Già Argento, in Opera (1987), aveva sentito il bisogno di riflettere sulle pulsioni di morte legate alla visione, al bisogno di spingersi oltre. Lo psycho-thriller (così come la letteratura true crime) ci fa immedesimare nelle vittime o nei carnefici, ci fa provare, all’ombra rassicurante delle nostre vite piccolo borghesi di massa, l’eterna ossessione per il male.

Altri killer (reali o immaginari) avrebbero provato a utilizzare e piegare le nuove tecnologie ai propri orribili scopi. Penso a due puntate fulminanti di Millennium (la serie TV creata da Chris Carter, quello degli X-Files), andate in onda verso la fine degli anni ‘90: una si intitolava Il killer di internet e immaginava uno Zodiac reincarnato (lo sceneggiatore Michael Perry l’aveva chiamato però Avatar) utilizzare internet per adescare e filmare il martirio delle sue vittime (Argento avrebbe rifatto la medesima cosa qualche anno dopo col suo techno Cartaio). In un’altra puntata della terza e ultima serie, Il maniaco dell’horror, il profiler Frank Black (sempre l’ottimo e allucinato Lance Henriksen) avrebbe dovuto fermare i delitti di un misterioso killer nascosto tra la troupe di un film thriller di serie B.

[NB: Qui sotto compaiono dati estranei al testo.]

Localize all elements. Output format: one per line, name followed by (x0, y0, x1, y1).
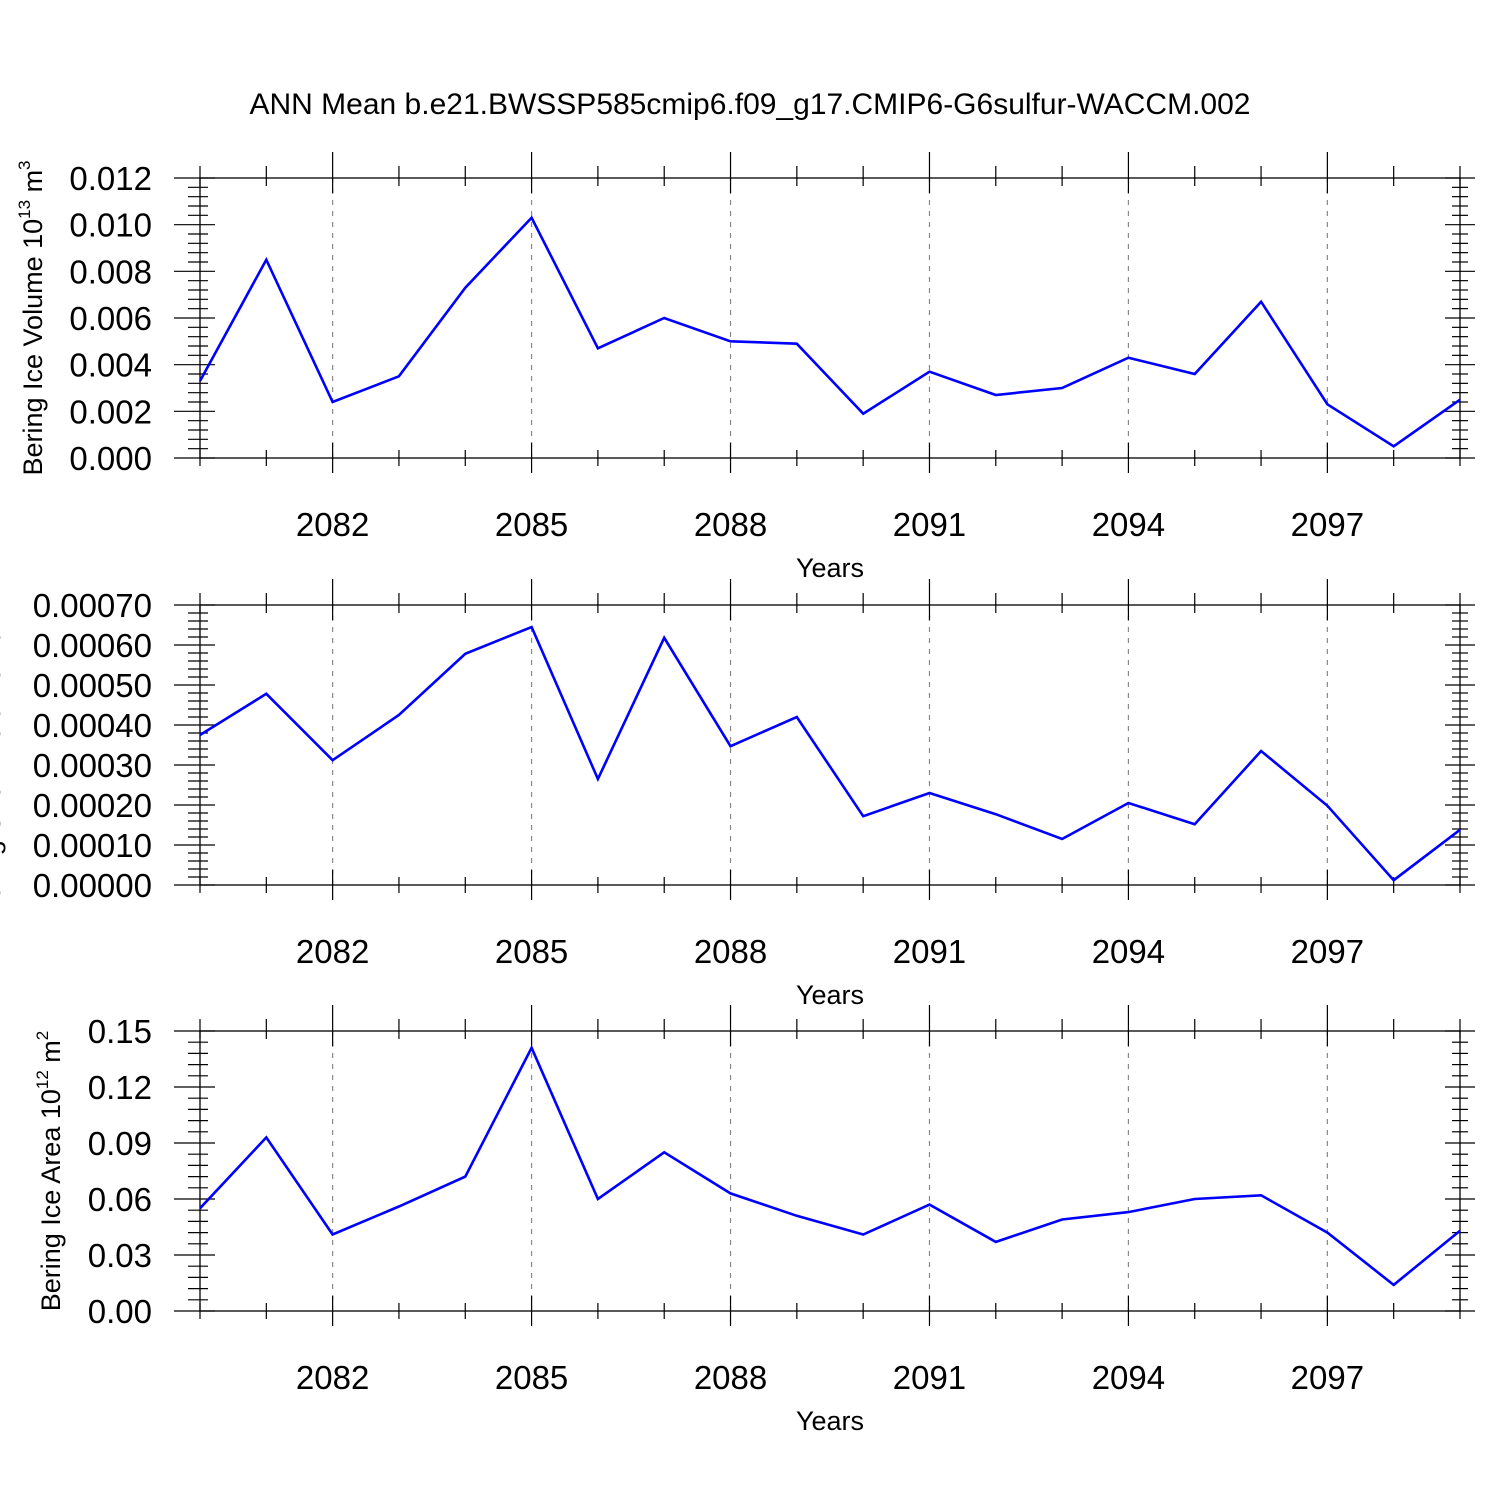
x-tick-label: 2088 (694, 1359, 767, 1396)
plot-frame (199, 1030, 1461, 1312)
x-axis-label: Years (796, 980, 864, 1010)
y-tick-label: 0.15 (88, 1013, 152, 1050)
y-tick-label: 0.00 (88, 1293, 152, 1330)
x-axis-label: Years (796, 1406, 864, 1436)
y-tick-label: 0.06 (88, 1181, 152, 1218)
series-line (199, 625, 1461, 882)
y-tick-label: 0.00030 (33, 747, 152, 784)
y-axis-label: Bering Ice Area 1012 m2 (33, 1031, 66, 1312)
x-tick-label: 2091 (893, 506, 966, 543)
series-line (199, 1044, 1461, 1287)
y-tick-label: 0.004 (69, 347, 152, 384)
x-tick-label: 2091 (893, 933, 966, 970)
x-tick-label: 2097 (1291, 506, 1364, 543)
y-tick-label: 0.00000 (33, 867, 152, 904)
chart-panel-3: 0.00 0.03 0.06 0.09 0.12 0.15 2082 2085 2088 2091… (33, 1005, 1475, 1436)
x-tick-label: 2094 (1092, 1359, 1165, 1396)
x-tick-label: 2097 (1291, 933, 1364, 970)
x-tick-label: 2085 (495, 1359, 568, 1396)
y-tick-label: 0.006 (69, 300, 152, 337)
x-tick-label: 2091 (893, 1359, 966, 1396)
y-tick-label: 0.00040 (33, 707, 152, 744)
y-tick-label: 0.00010 (33, 827, 152, 864)
y-tick-label: 0.000 (69, 440, 152, 477)
y-tick-label: 0.010 (69, 207, 152, 244)
x-tick-label: 2082 (296, 933, 369, 970)
plot-frame (199, 604, 1461, 886)
y-tick-label: 0.012 (69, 160, 152, 197)
x-tick-label: 2088 (694, 933, 767, 970)
y-tick-label: 0.008 (69, 253, 152, 290)
x-tick-label: 2094 (1092, 933, 1165, 970)
x-tick-label: 2097 (1291, 1359, 1364, 1396)
chart-panel-2: 0.000000.000100.000200.000300.000400.000… (0, 572, 1475, 1010)
y-tick-label: 0.12 (88, 1069, 152, 1106)
y-tick-label: 0.002 (69, 393, 152, 430)
x-tick-label: 2094 (1092, 506, 1165, 543)
x-axis-label: Years (796, 553, 864, 583)
y-axis-label: Bering Ice Volume 1013 m3 (15, 160, 48, 475)
series-line (198, 215, 1461, 448)
x-tick-label: 2082 (296, 506, 369, 543)
x-tick-label: 2088 (694, 506, 767, 543)
y-tick-label: 0.00050 (33, 667, 152, 704)
y-axis-label: Bering Snow Volume 1013 m3 (0, 572, 6, 919)
chart-title: ANN Mean b.e21.BWSSP585cmip6.f09_g17.CMI… (250, 88, 1251, 121)
x-tick-label: 2085 (495, 506, 568, 543)
y-tick-label: 0.03 (88, 1237, 152, 1274)
y-tick-label: 0.00060 (33, 627, 152, 664)
x-tick-label: 2082 (296, 1359, 369, 1396)
y-tick-label: 0.00020 (33, 787, 152, 824)
y-tick-label: 0.09 (88, 1125, 152, 1162)
x-tick-label: 2085 (495, 933, 568, 970)
y-tick-label: 0.00070 (33, 587, 152, 624)
chart-panel-1: 0.000 0.002 0.004 0.006 0.008 0.010 0.012 2082 2… (15, 152, 1475, 583)
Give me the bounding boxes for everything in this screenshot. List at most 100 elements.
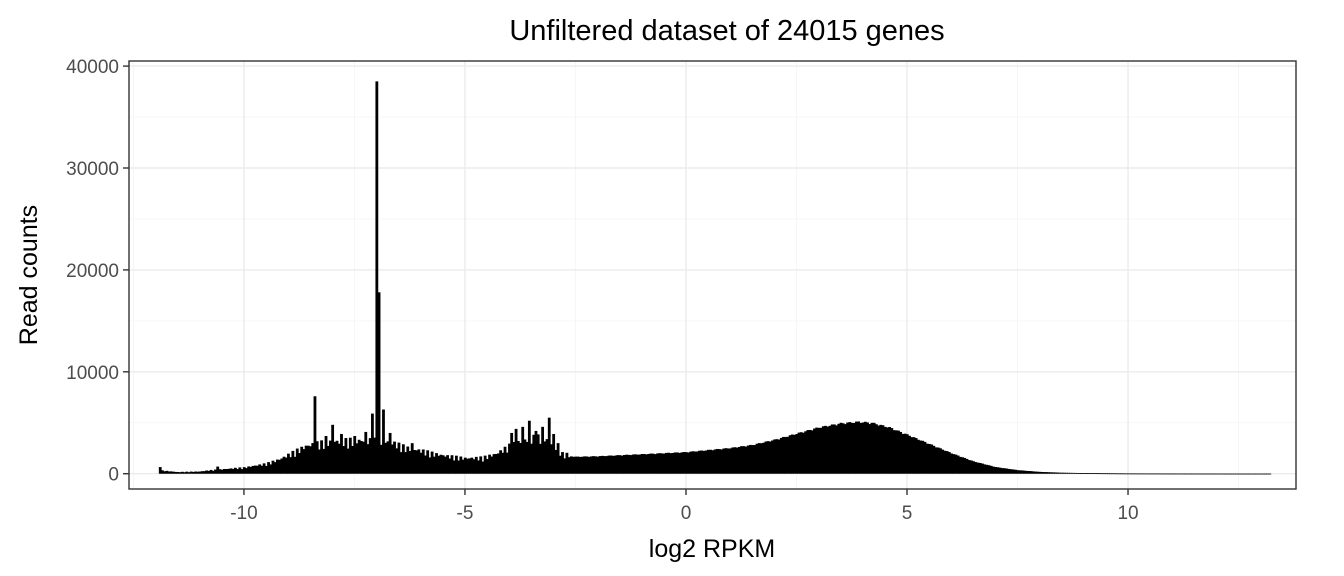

Dinamiche simili in altri prodotti di quegli anni, penso al nostrano Fatal Frames di Al Festa, allo snuff di Roger Fratter in Anabolyzer, o agli americani Urban Legend final cut e al terzo capitolo della serie di Scream (quasi un rifacimento in grande della puntata di Millennium, con Lance Henriksen questa volta nella parte di un losco produttore di filmacci a un passo dallo snuff).

Anche nella realtà gli assassini seriali hanno sentito la necessità di filmare o fotografare le proprie gesta. Un modo contemporaneo per immortalare qualcosa delle loro gesta. L’omicidio diventa così un feticcio, una merce, consumabile comodamente nelle visioni domestiche, replicabile all’infinito. Questa commistione di fiction e cronaca nera era già emersa nel caso di Zodiac, un assassino sadico e sessuale che iniziò ad uccidere nella baia di San Francisco dal 1968 e che non fu mai catturato. Alcuni sospettarono di un proiezionista cinematografico affascinato da certe pellicole di Lon Chaney, questo per via di un certo gusto cinefilo dimostrato dal maniaco in alcune delle sue numerose lettere alla polizia. Anche il BTK americano, nascosto sotto la rassicurante facciata di un fedele luterano, andò collezionando, nel corso della sua trentennale carriera omicida, numerose fotografie e disegni che ritraevano donne torturate, legate e messe in pose che ricalcavano le copertine pruriginose delle riviste poliziesche degli anni ’70. E che dire della mescolanza tra media e delitti, fin dal 1978, quando l’editorialista Jimmy Breslin aizzò David Berkowitz alla ripetizione dei suoi crimini scrivendo editoriali sul Figlio di Sam; il killer prese a scrivergli personalmente e finì per essere etero-diretto dai media, i quali continuarono a tener viva la storia per incrementare le vendite e a suggerirgli in quali quartieri di New York colpire.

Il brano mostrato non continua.